XPeng étend sa puce IA maison Turing des véhicules électriques aux humanoïdes
XPeng étend l'usage de sa puce IA maison Turing, jusqu'ici cantonnée à ses véhicules électriques, vers ses robots humanoïdes, selon des informations rapportées par DigiTimes et confirmées par les communications de l'entreprise. Le constructeur chinois présente désormais Turing non plus comme un composant dédié à l'aide à la conduite (ADAS) mais comme un socle de calcul multi-domaine capable de faire tourner des modèles vision-langage-action (VLA) sur différents supports physiques, voitures particulières aujourd'hui, humanoïdes en seconde application. Sur son robot IRON, XPeng a évoqué à plusieurs reprises une configuration embarquant environ trois puces Turing, pour une puissance de calcul cumulée d'environ 2250 TOPS. Cette capacité vise à faire tourner localement le modèle fondation "Physical AI" de l'entreprise, réduisant la latence liée aux allers-retours vers le cloud et gardant les inférences sensibles au plus près du robot. Sur les versions Ultra de ses véhicules, une configuration comparable en nombre de puces Turing alimente la pile de conduite intelligente VLA la plus avancée du constructeur, ce qui constitue le parallèle mis en avant par DigiTimes : un seul programme de silicium amorti sur deux gammes de produits plutôt que deux développements de puces séparés.
Cette mutualisation a un intérêt direct pour le coût et la vitesse d'itération dans l'industrie robotique.
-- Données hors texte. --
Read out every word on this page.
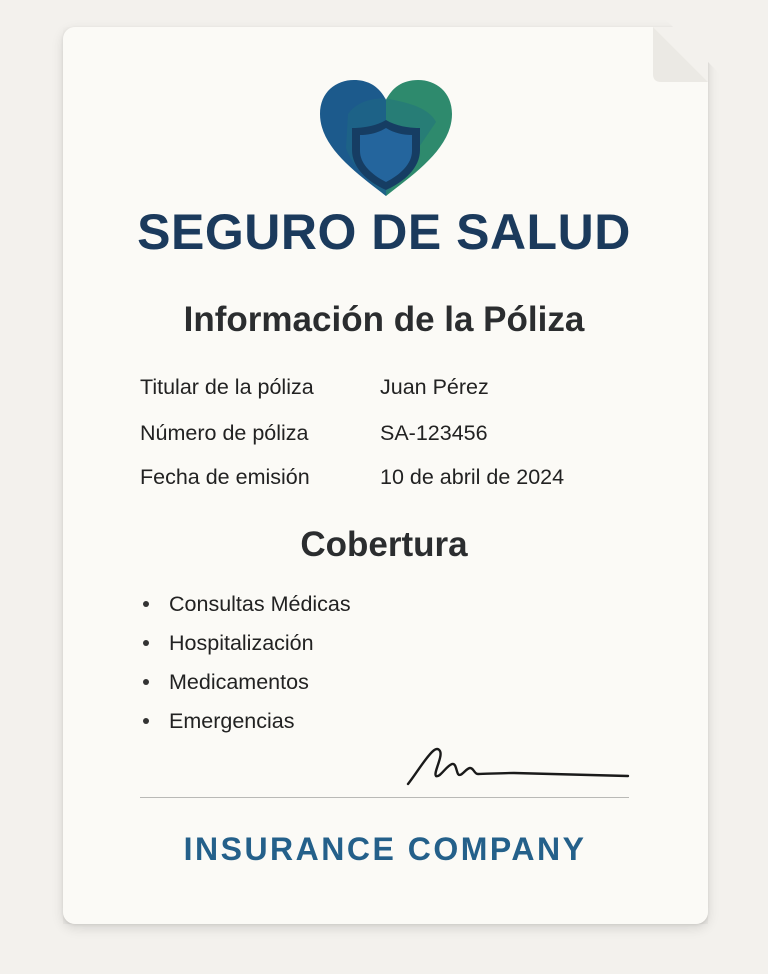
SEGURO DE SALUD
Información de la Póliza
Titular de la póliza	Juan Pérez
Número de póliza	SA-123456
Fecha de emisión	10 de abril de 2024
Cobertura
Consultas Médicas
Hospitalización
Medicamentos
Emergencias
INSURANCE COMPANY
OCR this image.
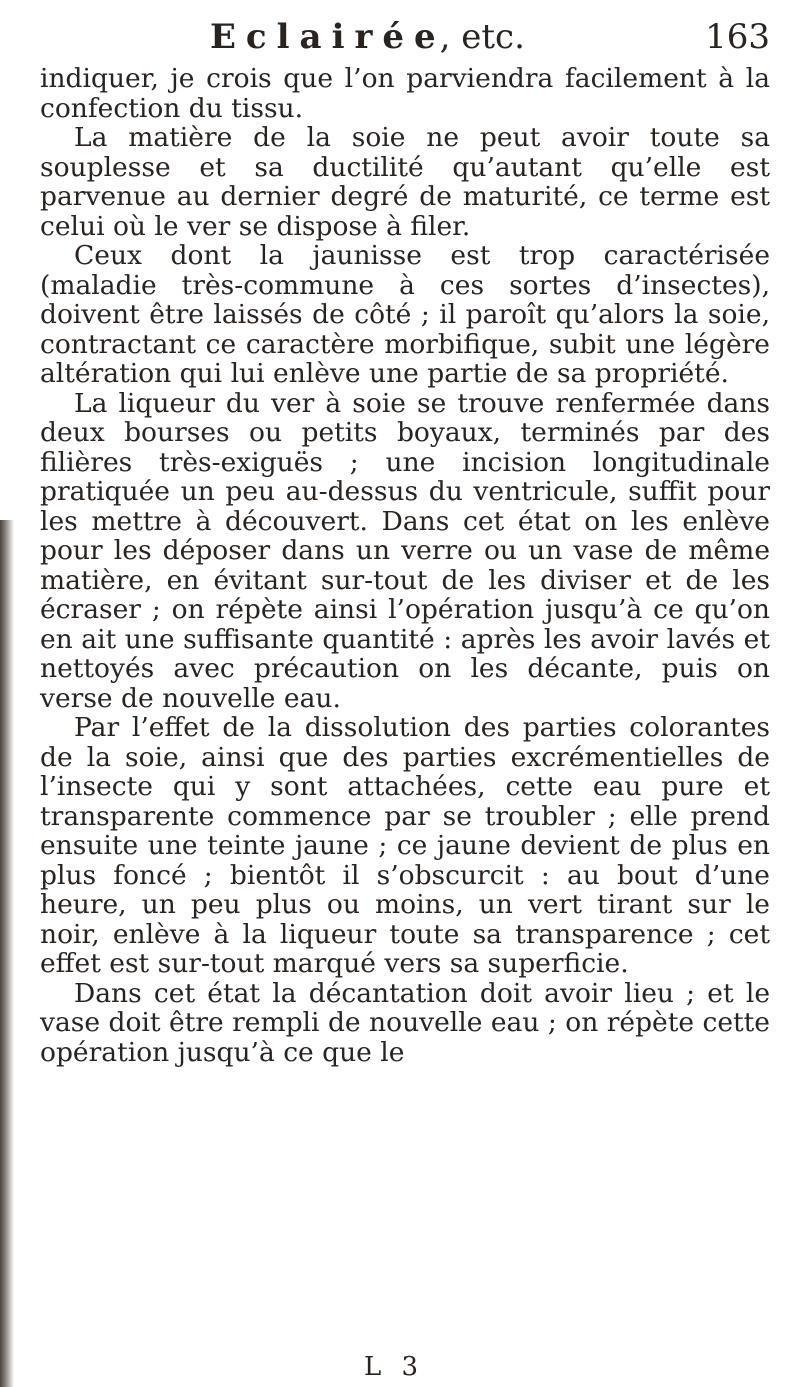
Eclairée, etc.	163

indiquer, je crois que l’on parviendra facilement à la confection du tissu.

La matière de la soie ne peut avoir toute sa souplesse et sa ductilité qu’autant qu’elle est parvenue au dernier degré de maturité, ce terme est celui où le ver se dispose à filer.

Ceux dont la jaunisse est trop caractérisée (maladie très-commune à ces sortes d’insectes), doivent être laissés de côté ; il paroît qu’alors la soie, contractant ce caractère morbifique, subit une légère altération qui lui enlève une partie de sa propriété.

La liqueur du ver à soie se trouve renfermée dans deux bourses ou petits boyaux, terminés par des filières très-exiguës ; une incision longitudinale pratiquée un peu au-dessus du ventricule, suffit pour les mettre à découvert. Dans cet état on les enlève pour les déposer dans un verre ou un vase de même matière, en évitant sur-tout de les diviser et de les écraser ; on répète ainsi l’opération jusqu’à ce qu’on en ait une suffisante quantité : après les avoir lavés et nettoyés avec précaution on les décante, puis on verse de nouvelle eau.

Par l’effet de la dissolution des parties colorantes de la soie, ainsi que des parties excrémentielles de l’insecte qui y sont attachées, cette eau pure et transparente commence par se troubler ; elle prend ensuite une teinte jaune ; ce jaune devient de plus en plus foncé ; bientôt il s’obscurcit : au bout d’une heure, un peu plus ou moins, un vert tirant sur le noir, enlève à la liqueur toute sa transparence ; cet effet est sur-tout marqué vers sa superficie.

Dans cet état la décantation doit avoir lieu ; et le vase doit être rempli de nouvelle eau ; on répète cette opération jusqu’à ce que le

L 3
En réutilisant un même procédé de fabrication qualifié automobile, le même packaging et les mêmes fournisseurs, XPeng peut transférer vers ses robots des apprentissages acquis sur les volumes de production de ses véhicules électriques, tandis que les équipes logicielles réemploient des outils de modélisation, des pipelines de données et des pratiques de sécurité déjà éprouvés sur la conduite autonome. XPeng relie aussi sa capacité de calcul vocal et agentique en voiture à Turing, une logique de répartition (puces de perception et de planification plus calcul agentique interactif) transposable aux scénarios de service humanoïde, où la reconnaissance vocale et la planification de tâches doivent rester réactives sans dépendance constante au cloud. Ce chiffrage de 2250 TOPS reste toutefois une donnée communiquée par l'entreprise : aucun benchmark indépendant ne confirme pour l'instant que cette puissance théorique se traduit par des performances VLA soutenues en conditions réelles, au-delà des démonstrations internes.
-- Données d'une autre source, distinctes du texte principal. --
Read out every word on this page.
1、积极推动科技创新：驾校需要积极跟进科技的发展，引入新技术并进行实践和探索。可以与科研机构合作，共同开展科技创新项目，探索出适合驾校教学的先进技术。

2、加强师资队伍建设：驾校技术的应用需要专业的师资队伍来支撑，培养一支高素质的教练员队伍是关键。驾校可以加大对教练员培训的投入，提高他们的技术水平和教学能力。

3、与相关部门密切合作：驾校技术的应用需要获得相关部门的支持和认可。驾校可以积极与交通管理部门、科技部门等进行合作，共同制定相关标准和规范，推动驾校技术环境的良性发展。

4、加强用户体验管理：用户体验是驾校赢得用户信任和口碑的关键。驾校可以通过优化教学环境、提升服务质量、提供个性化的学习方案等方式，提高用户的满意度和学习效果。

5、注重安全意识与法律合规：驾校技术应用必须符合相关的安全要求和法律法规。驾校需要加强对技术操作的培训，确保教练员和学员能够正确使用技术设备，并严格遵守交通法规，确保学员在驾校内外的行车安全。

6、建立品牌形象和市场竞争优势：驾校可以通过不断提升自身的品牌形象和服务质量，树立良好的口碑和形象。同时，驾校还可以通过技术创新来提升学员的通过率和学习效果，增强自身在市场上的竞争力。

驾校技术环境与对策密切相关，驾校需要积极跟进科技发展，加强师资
XPeng, constructeur automobile chinois connu pour ses systèmes de conduite assistée, a développé Turing en interne pour réduire sa dépendance aux fournisseurs de semi-conducteurs externes avant d'étendre cette puce à son programme de robotique humanoïde IRON. Cette stratégie de silicium partagé le positionne face à des concurrents comme Tesla, avec sa puce AI5 et son robot Optimus, Figure AI et son modèle Helix, ou encore NVIDIA avec sa plateforme GR00T, dans une course où la maîtrise conjointe de la puce et du modèle devient un argument de différenciation. Reste à observer si les chaînes d'outils, les enveloppes de puissance et les partitions de modèles de Turing tiendront la charge à mesure que les tâches robotiques s'éloignent de la conduite routière, et si des tests tiers viendront un jour valider les chiffres avancés par XPeng.